Most alarmingly, and like the case of Job, he starts to see almost everything as hideous and, in somewhat ethico-religious language, “dirty” (7, 15, 34). As a career artist, losing the aesthetic value of the world is devastating to Mr. I. , like losing faith in God for a religious person. However, with the help of Sacks and other doctors, and his own experience, Mr. I. comes to see his new form of vision as a merely different and not necessarily depleted mode of sense.

He returns to making art, taking his kind of vision as the structural coordinates for him to create within, just as color forms the medium of aesthetic thinking for people who do perceive it. Thus this story affirms the best hope for humanity that Gilligan offers, that our connections to each other can overcome the damages we inflict to be positive sources of growth and satisfaction. The story of the last hippie is less optimistic, at least from the perspective of Sacks.

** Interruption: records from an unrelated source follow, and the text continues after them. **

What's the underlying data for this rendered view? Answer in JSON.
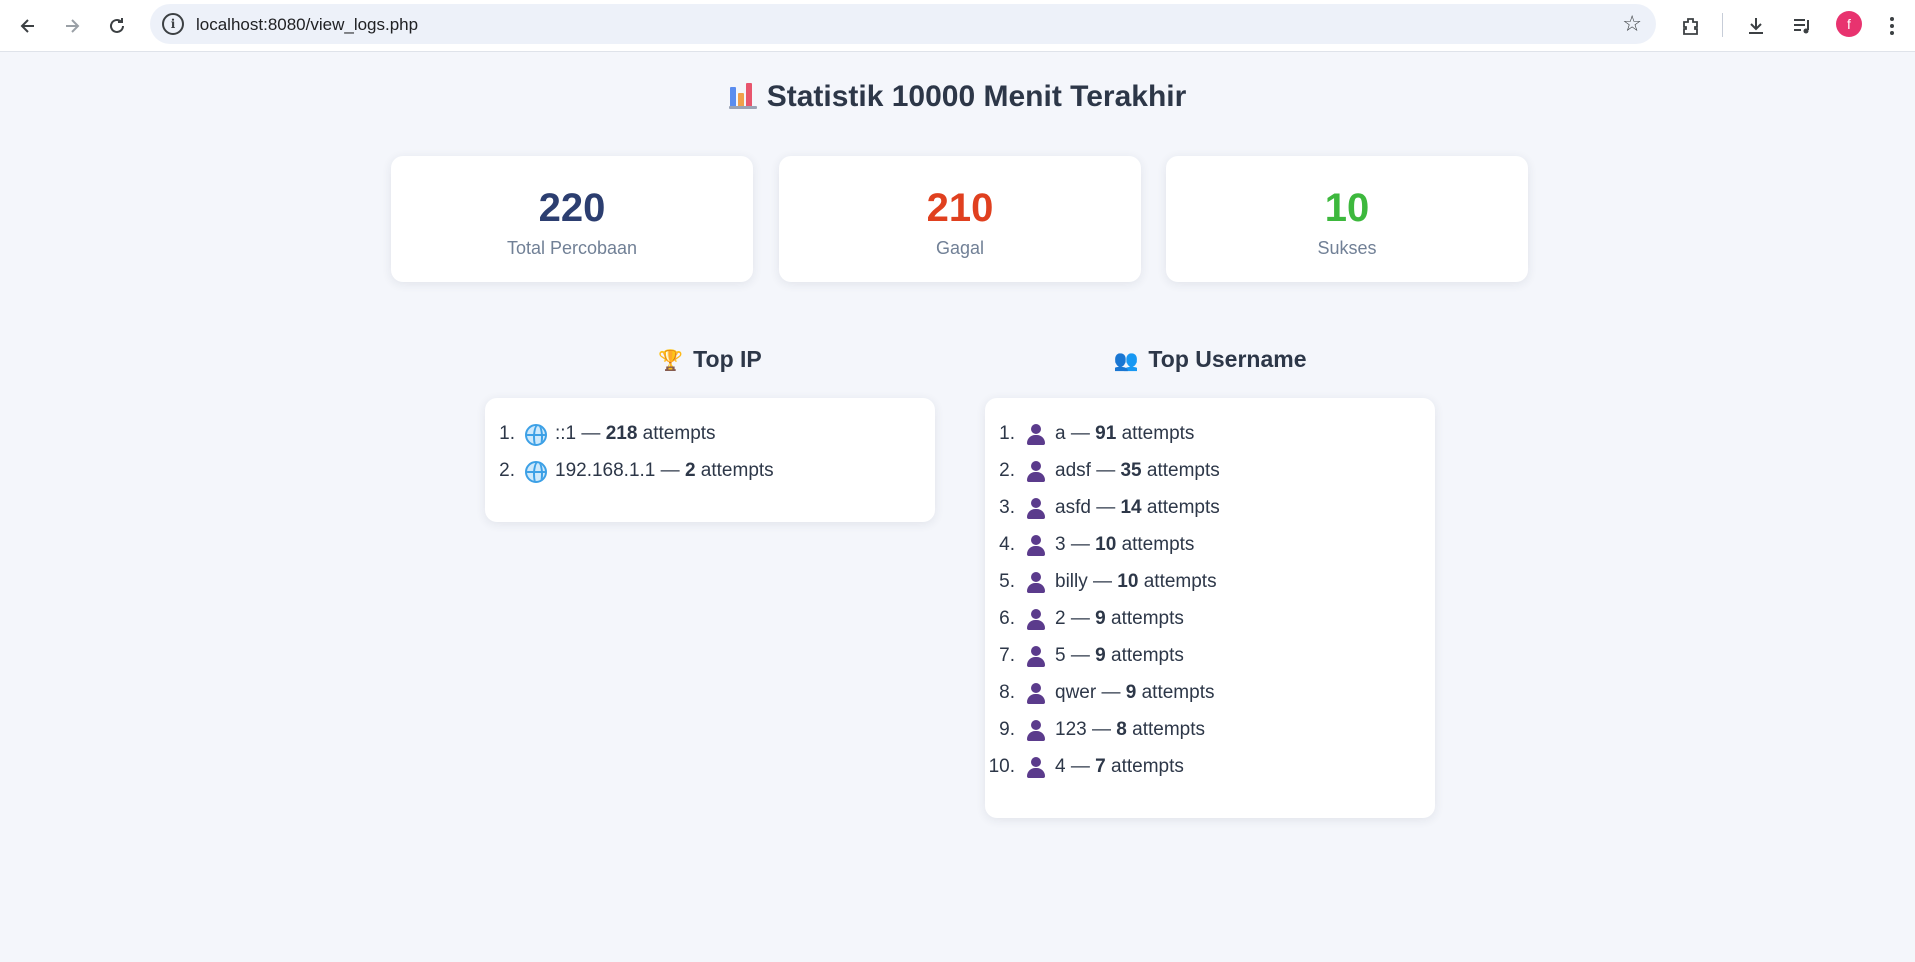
{
  "browser": {
    "url": "localhost:8080/view_logs.php",
    "avatar_letter": "f"
  },
  "page": {
    "title": "Statistik 10000 Menit Terakhir",
    "title_icon": "bar-chart-icon"
  },
  "stats": [
    {
      "value": "220",
      "label": "Total Percobaan",
      "color": "#2c3e70"
    },
    {
      "value": "210",
      "label": "Gagal",
      "color": "#e0401f"
    },
    {
      "value": "10",
      "label": "Sukses",
      "color": "#3db83d"
    }
  ],
  "top_ip": {
    "title": "Top IP",
    "icon": "trophy-icon",
    "suffix": "attempts",
    "items": [
      {
        "num": "1.",
        "name": "::1",
        "count": "218"
      },
      {
        "num": "2.",
        "name": "192.168.1.1",
        "count": "2"
      }
    ]
  },
  "top_username": {
    "title": "Top Username",
    "icon": "users-icon",
    "suffix": "attempts",
    "items": [
      {
        "num": "1.",
        "name": "a",
        "count": "91"
      },
      {
        "num": "2.",
        "name": "adsf",
        "count": "35"
      },
      {
        "num": "3.",
        "name": "asfd",
        "count": "14"
      },
      {
        "num": "4.",
        "name": "3",
        "count": "10"
      },
      {
        "num": "5.",
        "name": "billy",
        "count": "10"
      },
      {
        "num": "6.",
        "name": "2",
        "count": "9"
      },
      {
        "num": "7.",
        "name": "5",
        "count": "9"
      },
      {
        "num": "8.",
        "name": "qwer",
        "count": "9"
      },
      {
        "num": "9.",
        "name": "123",
        "count": "8"
      },
      {
        "num": "10.",
        "name": "4",
        "count": "7"
      }
    ]
  }
}
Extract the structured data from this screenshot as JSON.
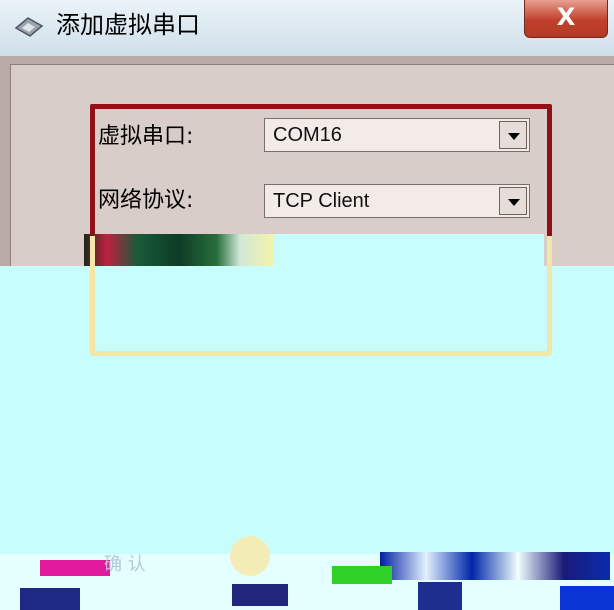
{
  "window": {
    "title": "添加虚拟串口",
    "close_label": "X"
  },
  "form": {
    "virtual_port_label": "虚拟串口:",
    "virtual_port_value": "COM16",
    "protocol_label": "网络协议:",
    "protocol_value": "TCP Client"
  },
  "footer": {
    "ok_label": "确 认"
  },
  "colors": {
    "groupbox_border": "#8f1016",
    "overlay": "#c8fdfd",
    "close_button": "#c0402c"
  }
}
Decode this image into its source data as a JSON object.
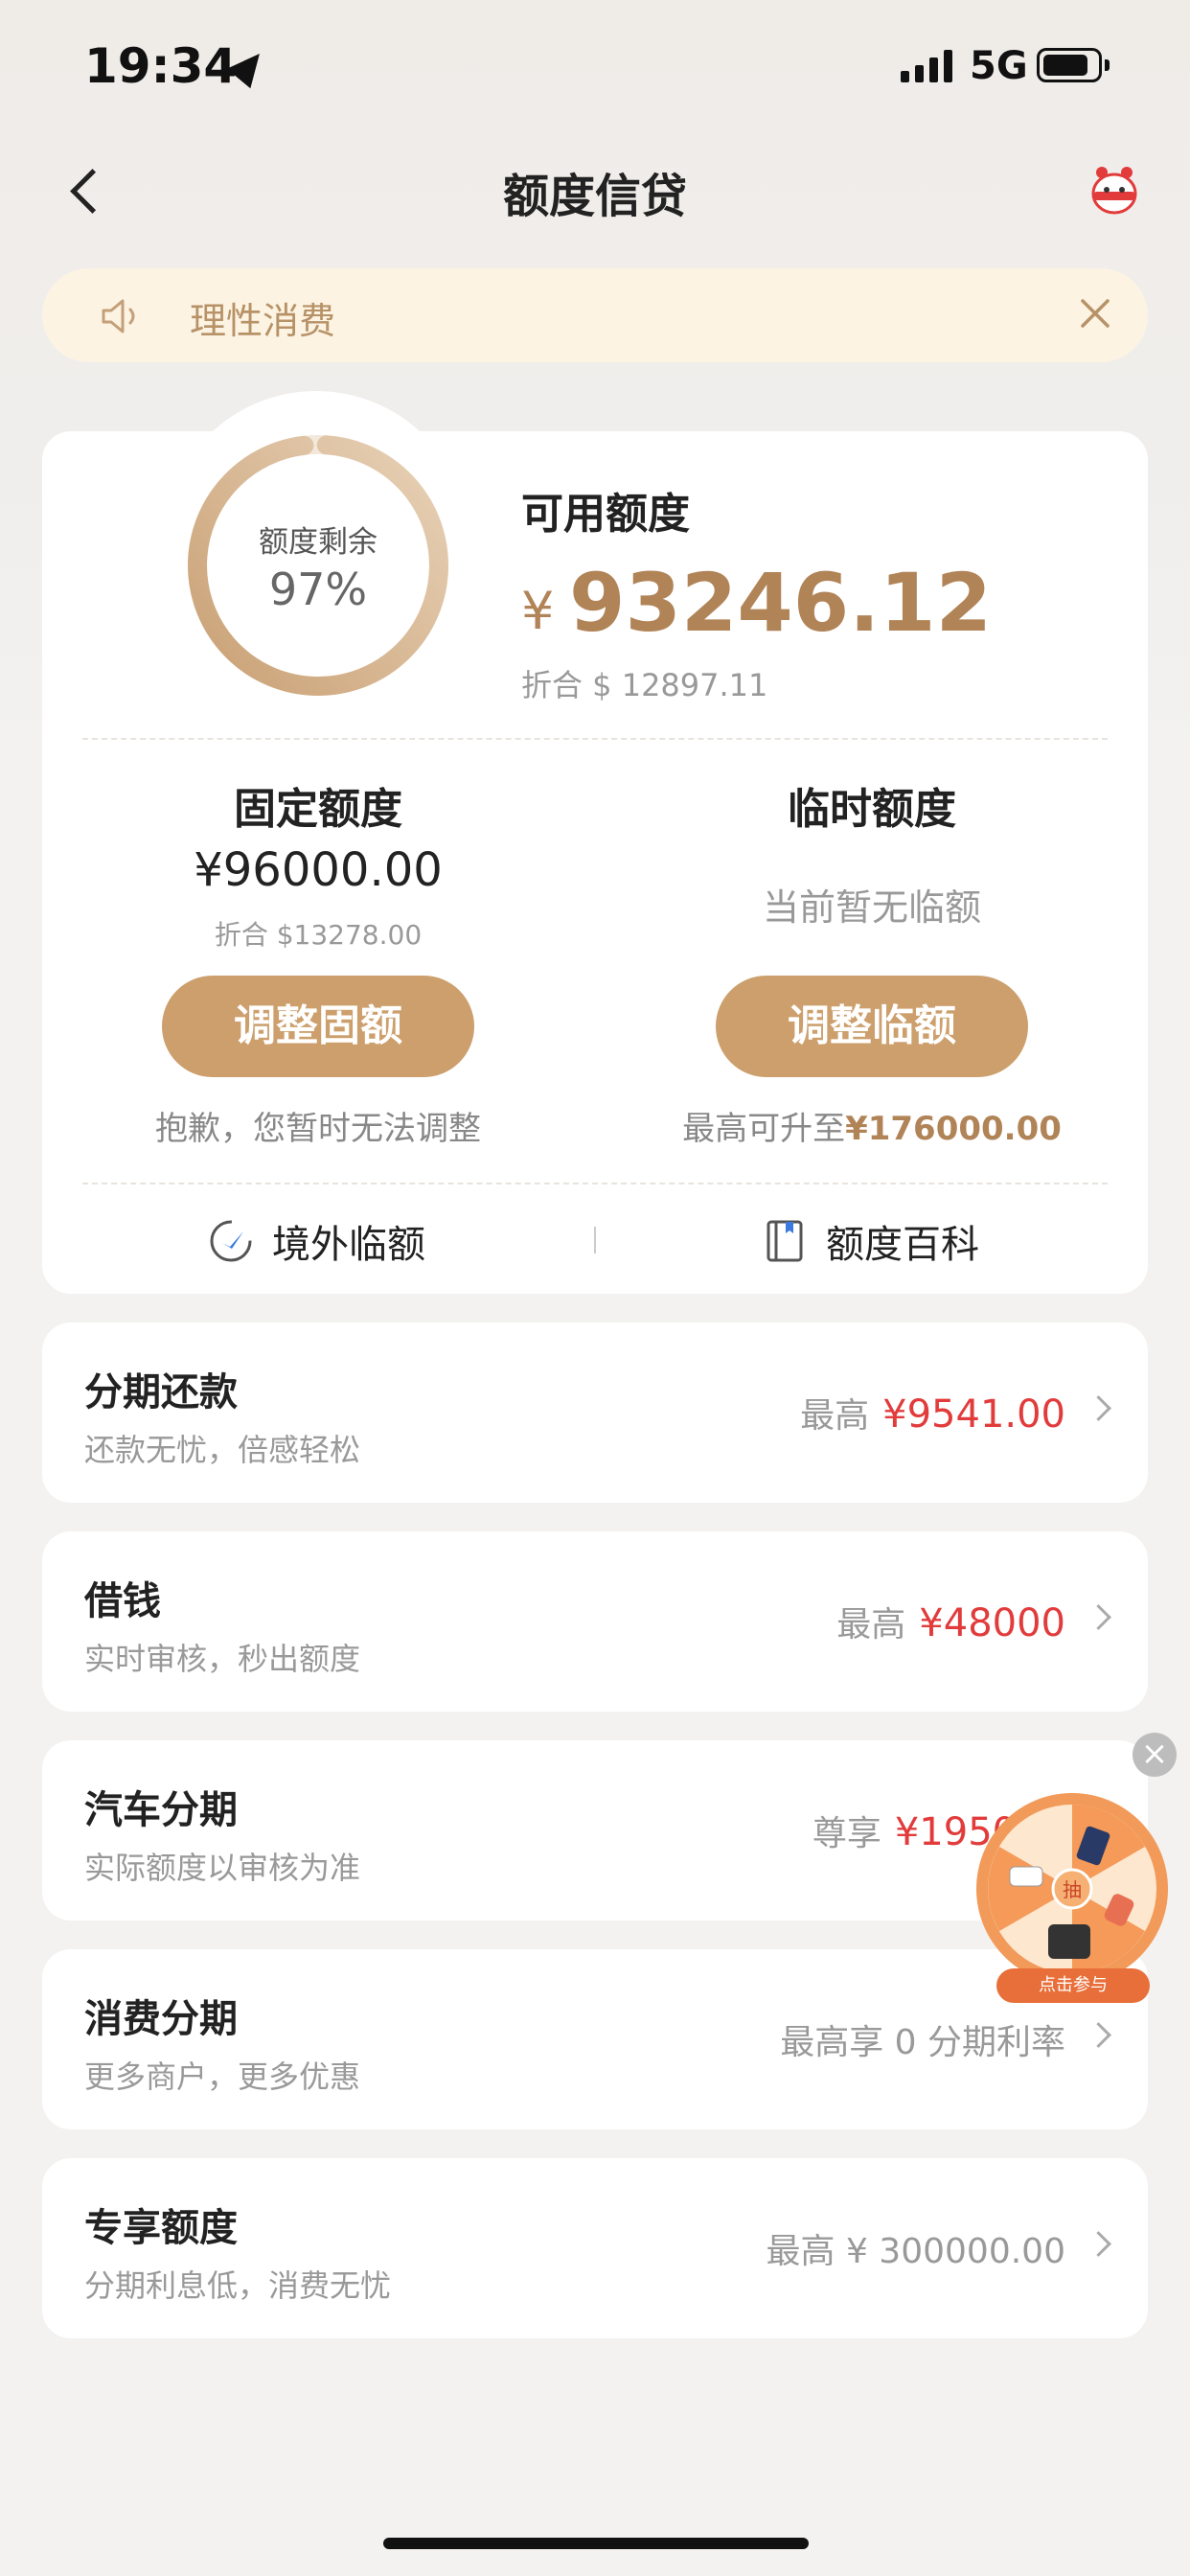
{
  "status_bar": {
    "time": "19:34",
    "network": "5G"
  },
  "nav": {
    "title": "额度信贷"
  },
  "notice": {
    "text": "理性消费"
  },
  "quota": {
    "ring_label": "额度剩余",
    "ring_percent": "97%",
    "ring_fraction": 0.97,
    "available_label": "可用额度",
    "currency": "¥",
    "available_amount": "93246.12",
    "available_usd": "折合 $ 12897.11"
  },
  "fixed": {
    "title": "固定额度",
    "amount": "¥96000.00",
    "usd": "折合 $13278.00",
    "button": "调整固额",
    "note": "抱歉，您暂时无法调整"
  },
  "temporary": {
    "title": "临时额度",
    "status": "当前暂无临额",
    "button": "调整临额",
    "note_prefix": "最高可升至",
    "note_amount": "¥176000.00"
  },
  "links": [
    {
      "label": "境外临额",
      "icon": "plane-icon"
    },
    {
      "label": "额度百科",
      "icon": "book-icon"
    }
  ],
  "list": [
    {
      "title": "分期还款",
      "subtitle": "还款无忧，倍感轻松",
      "prefix": "最高",
      "value": "¥9541.00"
    },
    {
      "title": "借钱",
      "subtitle": "实时审核，秒出额度",
      "prefix": "最高",
      "value": "¥48000"
    },
    {
      "title": "汽车分期",
      "subtitle": "实际额度以审核为准",
      "prefix": "尊享",
      "value": "¥195000"
    },
    {
      "title": "消费分期",
      "subtitle": "更多商户，更多优惠",
      "prefix": "最高享 0 分期利率",
      "value": ""
    },
    {
      "title": "专享额度",
      "subtitle": "分期利息低，消费无忧",
      "prefix": "最高 ¥ 300000.00",
      "value": ""
    }
  ],
  "widget": {
    "center": "抽",
    "cta": "点击参与",
    "close": "×"
  },
  "colors": {
    "gold": "#cc9f6c",
    "gold_text": "#b18458",
    "red": "#e23b3b",
    "notice_bg": "#fcf3e3"
  }
}
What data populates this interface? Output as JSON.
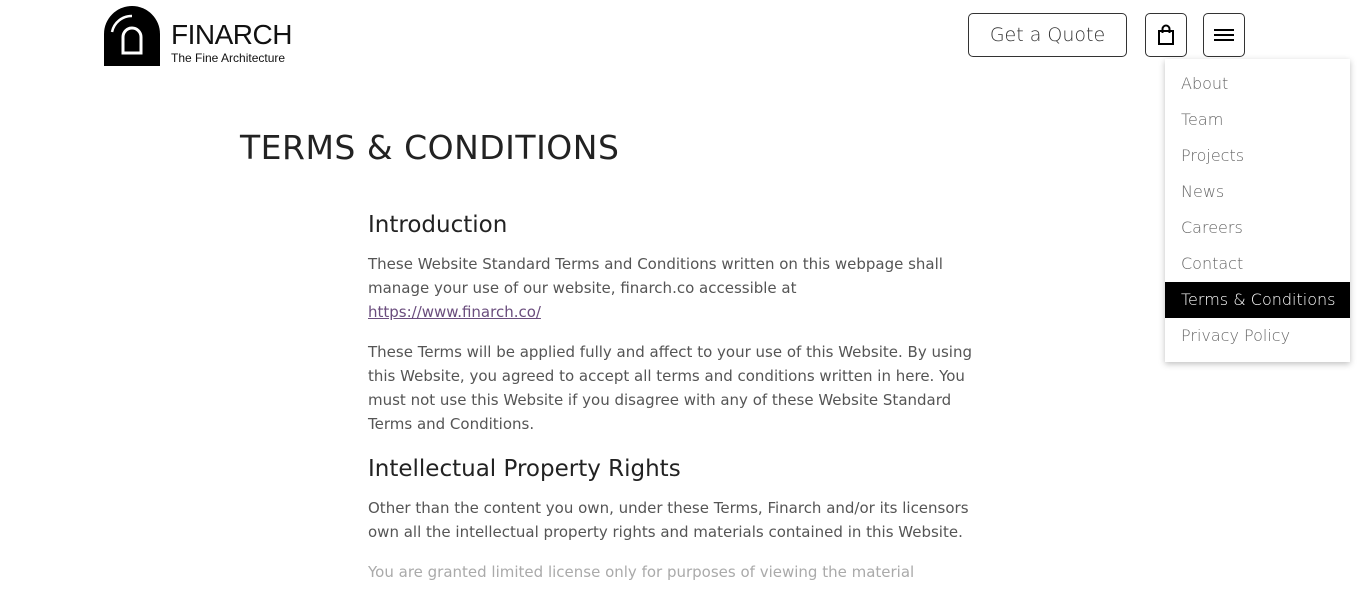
{
  "header": {
    "logo": {
      "name": "FINARCH",
      "tagline": "The Fine Architecture"
    },
    "quote_label": "Get a Quote",
    "icons": {
      "bag": "shopping-bag-icon",
      "menu": "hamburger-menu-icon"
    }
  },
  "menu": {
    "items": [
      {
        "label": "About"
      },
      {
        "label": "Team"
      },
      {
        "label": "Projects"
      },
      {
        "label": "News"
      },
      {
        "label": "Careers"
      },
      {
        "label": "Contact"
      },
      {
        "label": "Terms & Conditions",
        "active": true
      },
      {
        "label": "Privacy Policy"
      }
    ],
    "active_bg": "#000000",
    "active_color": "#ffffff"
  },
  "main": {
    "title": "TERMS & CONDITIONS",
    "sections": [
      {
        "heading": "Introduction",
        "p1": "These Website Standard Terms and Conditions written on this webpage shall manage your use of our website, finarch.co accessible at",
        "link": "https://www.finarch.co/",
        "p2": "These Terms will be applied fully and affect to your use of this Website. By using this Website, you agreed to accept all terms and conditions written in here. You must not use this Website if you disagree with any of these Website Standard Terms and Conditions."
      },
      {
        "heading": "Intellectual Property Rights",
        "p1": "Other than the content you own, under these Terms, Finarch and/or its licensors own all the intellectual property rights and materials contained in this Website.",
        "p2": "You are granted limited license only for purposes of viewing the material"
      }
    ]
  }
}
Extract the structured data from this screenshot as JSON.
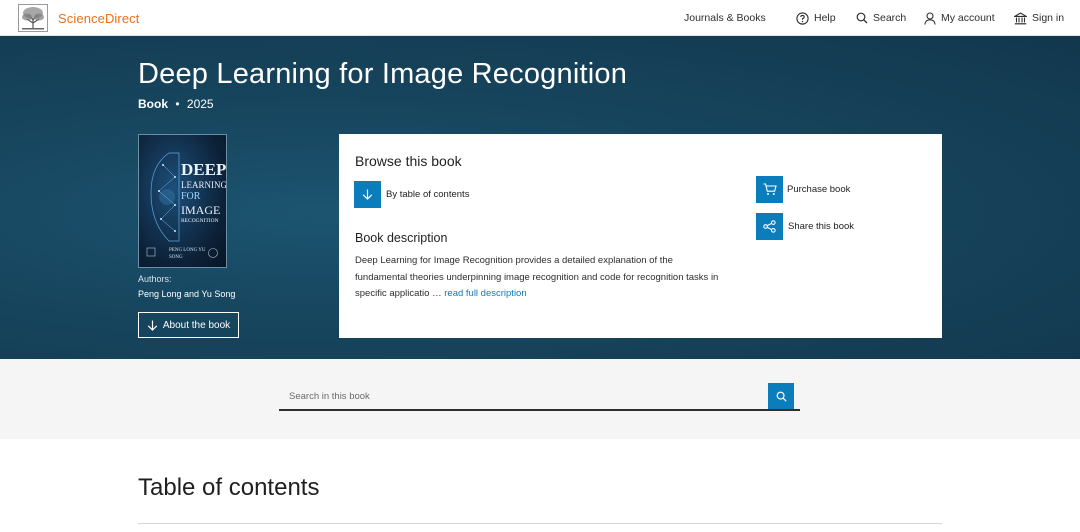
{
  "header": {
    "logo_text": "ScienceDirect",
    "nav": {
      "journals_books": "Journals & Books",
      "help": "Help",
      "search": "Search",
      "my_account": "My account",
      "sign_in": "Sign in"
    }
  },
  "hero": {
    "title": "Deep Learning for Image Recognition",
    "type": "Book",
    "separator": "•",
    "year": "2025",
    "cover": {
      "line1": "DEEP",
      "line2": "LEARNING",
      "line3": "FOR",
      "line4": "IMAGE",
      "line5": "RECOGNITION",
      "authors_line": "PENG LONG YU SONG"
    },
    "authors_label": "Authors:",
    "authors": "Peng Long and Yu Song",
    "about_button": "About the book"
  },
  "browse": {
    "heading": "Browse this book",
    "toc_link": "By table of contents",
    "description_heading": "Book description",
    "description": "Deep Learning for Image Recognition provides a detailed explanation of the fundamental theories underpinning image recognition and code for recognition tasks in specific applicatio …",
    "read_more": "read full description",
    "purchase": "Purchase book",
    "share": "Share this book"
  },
  "search": {
    "placeholder": "Search in this book"
  },
  "toc": {
    "title": "Table of contents"
  },
  "colors": {
    "accent": "#0c7dbb",
    "brand_orange": "#e9711c",
    "hero_bg": "#17465f"
  }
}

The patient, Greg, has sufficient brain damage that he has no sense of his own loss; in a sense, his trauma is that he has been removed from the whole world of violence, not only in the good sense of escaping damage but also in the meta-tragic sense that he cannot experience meaning as it is formed through the tragic story cycle. He exists virtually without relation, without the application of object permanence to his own experiences—he can experience and enjoy the presence of others, but when they are not present they cease to signify for him, and so there can be narrative progression.

Perhaps in his case this is a blessing, for Greg’s brain damage is tragic in its origin. When the first symptoms of his tumor emerged, they were interpreted to be signs of increased sanctity by the religious community with which he was living. Sacks does not demonize the faithful for their integral role in permanently crippling the mind of this young man, but he makes clear that their faulty interpretations and clannishness are the reasons he is and will remain institutionalized (45).

There is a pathetic element in the beginnings of Greg’s problem that we don’t see in the case of Mr. I.. A car crash, like the tango, requires two people; a brain tumor is clearly within the category of acts (or accidents) of Nature. Yet the different contexts, the other persons involved in how these two irruptions of violence came to shape their meanings for the persons involve, differentiate Greg’s pathetic brain tumor into tragic brain damage.

It is not necessary to say that the lesson here, or anywhere in Sacks’s paradoxical book, is that science and medicine always no best, and that they offer definitive answers—quite on the contrary, these tales describe the limit of scientific inquiry and the many false paths it has traveled in understanding the brain. Sacks’s point here on the tragic turn in Greg’s case is quite in keeping with the dual outlook of the work as a whole.

Religious ascendancy is one interpretation of loss of vision and benignant calm, but another—maybe several other—explanations should be allowed their crack at the problem as well. If an eye exam can’t determine why someone loses part of their vision, maybe a brain scan will, or other types of vision tests. The different outcomes of these patiest illustrate well the ability of a range of social connections to determine whether tragic events end in senseless loss or redemption.

Works Cited

Gilligan, James. Violence. New York: Grosset/Putnam, 1992. Sacks, Oliver. An Anthroplogist on Mars. New York Knopf, 1995.